Los farmacos no son el único tratamiento que existe para los problemas de erección o disfunción eréctil. Sin embargo, siempre es lo más importante elegir el que mejor se adapte a las necesidades de cada paciente.
Los otros tratamientos posibles para los problemas de impotencia o disfunción eréctil son:
Inyecciones intrapeníanas
Consiste sencillamente en inyectar en el pene una sustancia vaso dilatadora para producir la erección. Suele utilizarse principalmente cuando fallan los fármacos orales o en casos extremadamente graves como refuerzo adicional.
Terapia psico-sexual
Existen casos en los que la causa de la disfunción eréctil pueda ser psicológica.
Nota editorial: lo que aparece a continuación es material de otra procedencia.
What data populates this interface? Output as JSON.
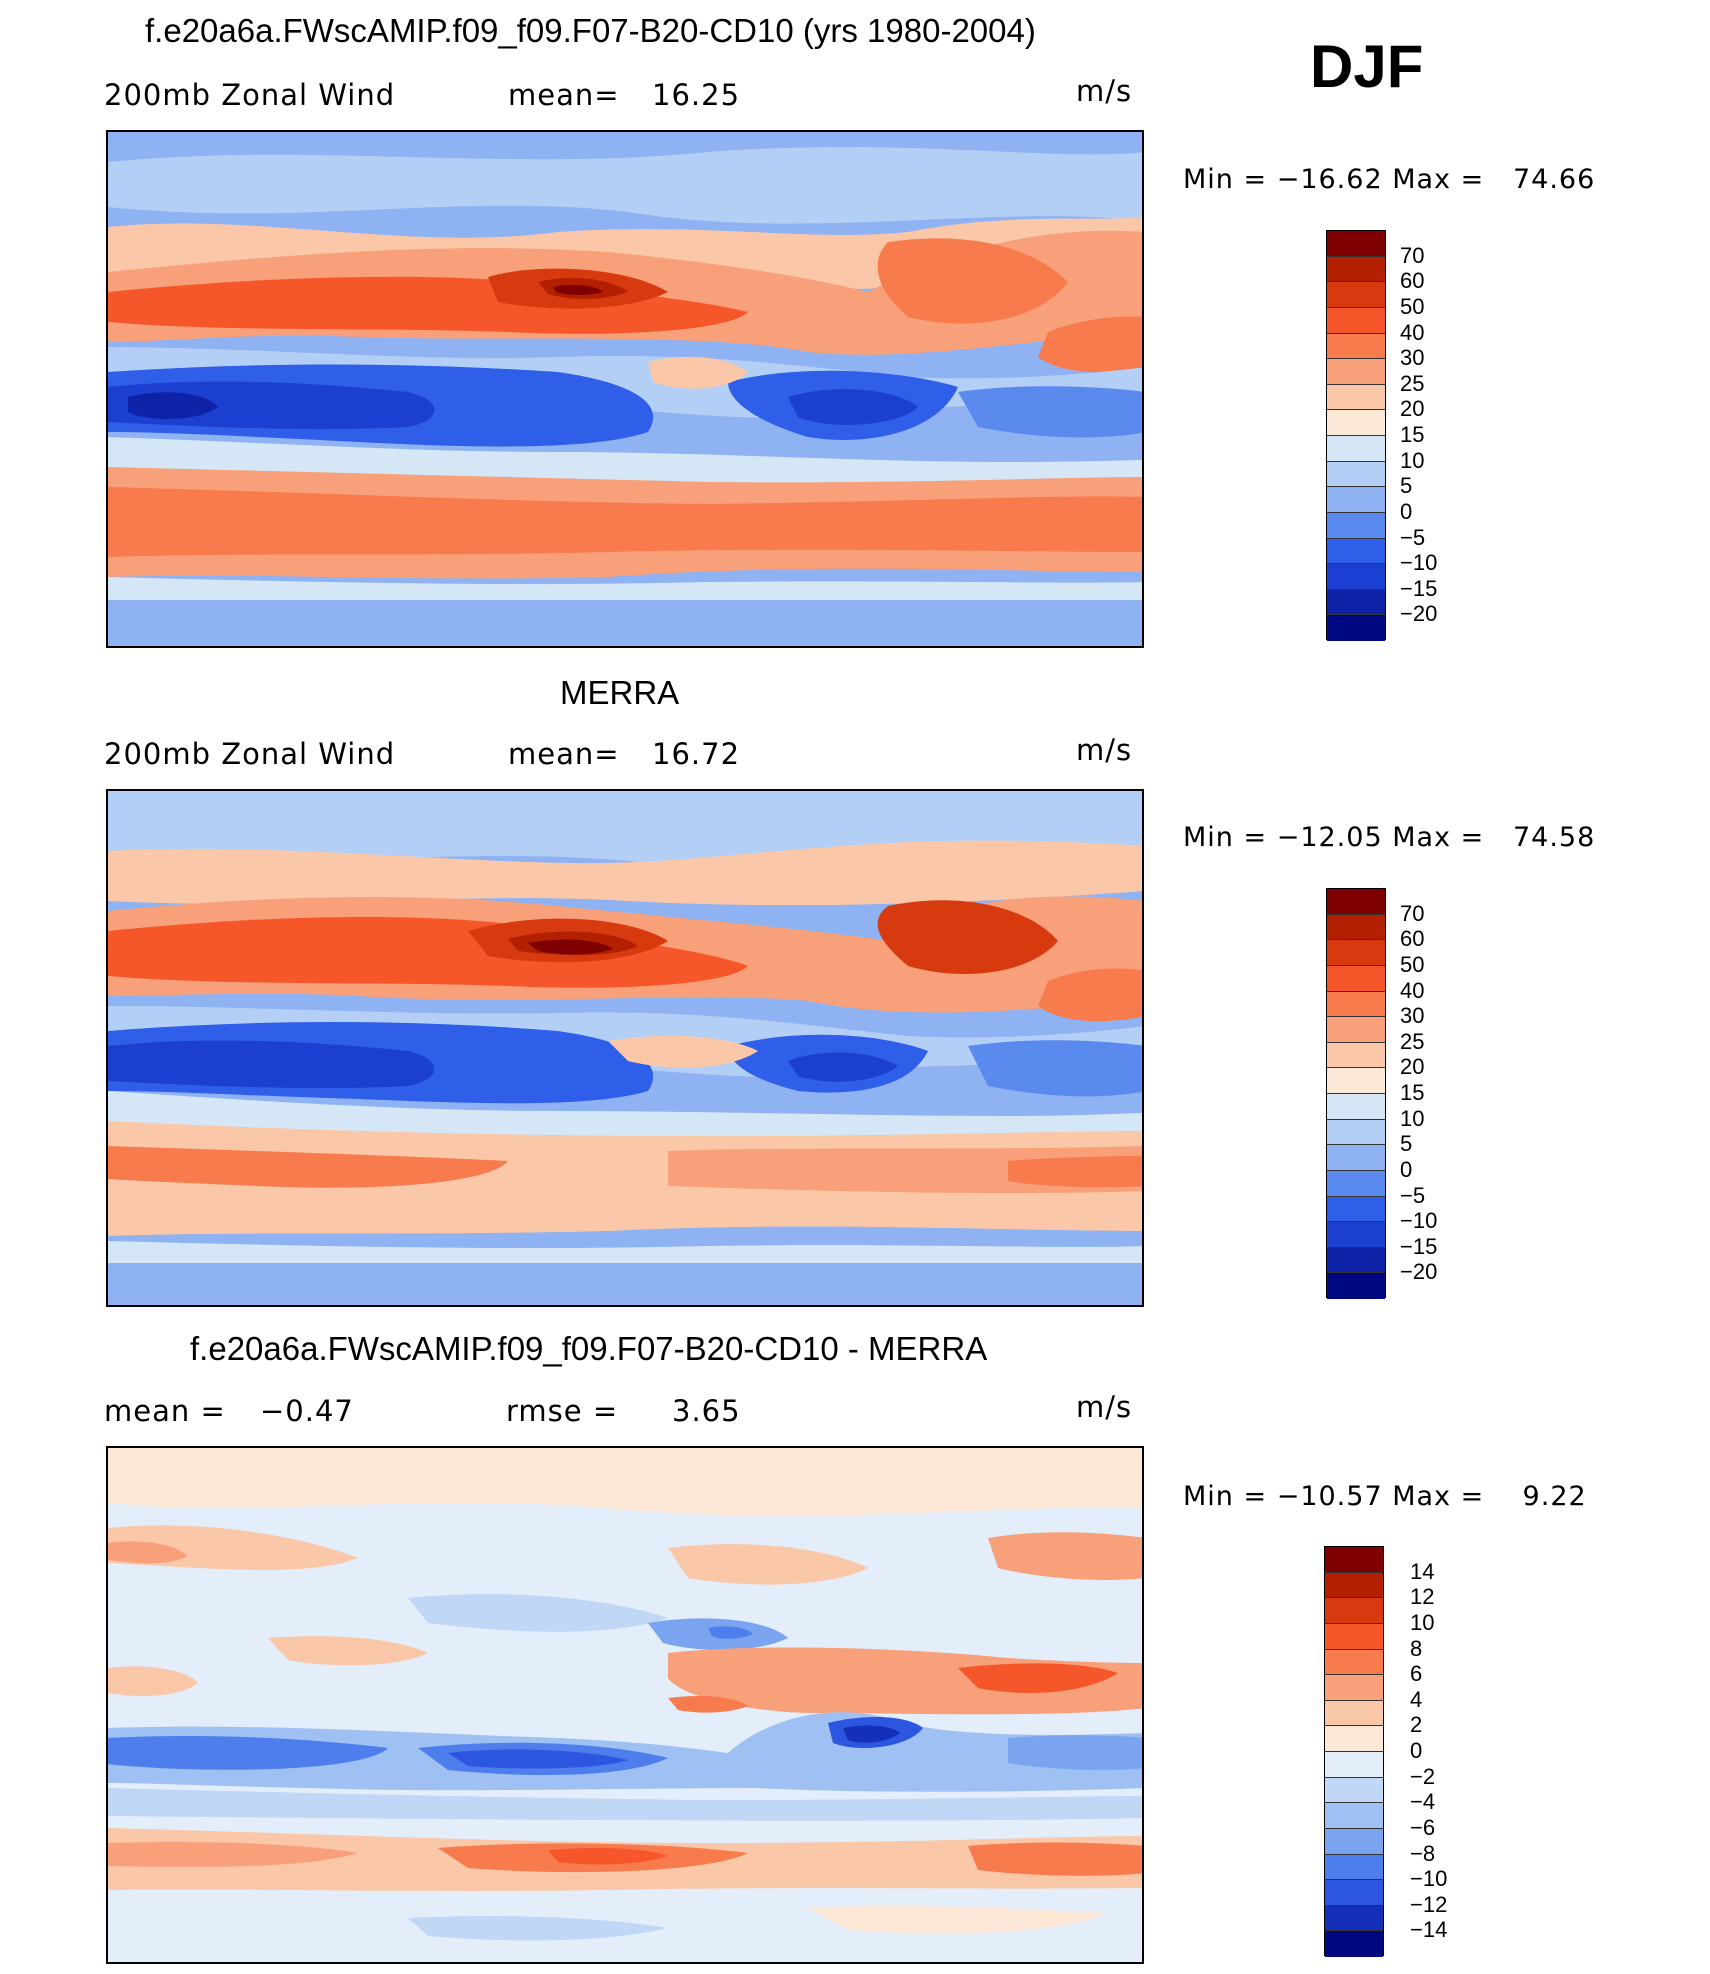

En este caso pueden utilizarse terapias individuales o de pareja con un psicólogo que son de una gran ayuda para superar las posibles barreras que impiden una relación sexual natural, plena y espontánea.
Dispositivos de vacío
Se trata de un técnica muy agresiva que consiste en un dispositivos que se sitúan en el pene donde provocando un vacío se consigue que el pene se llene de sangre.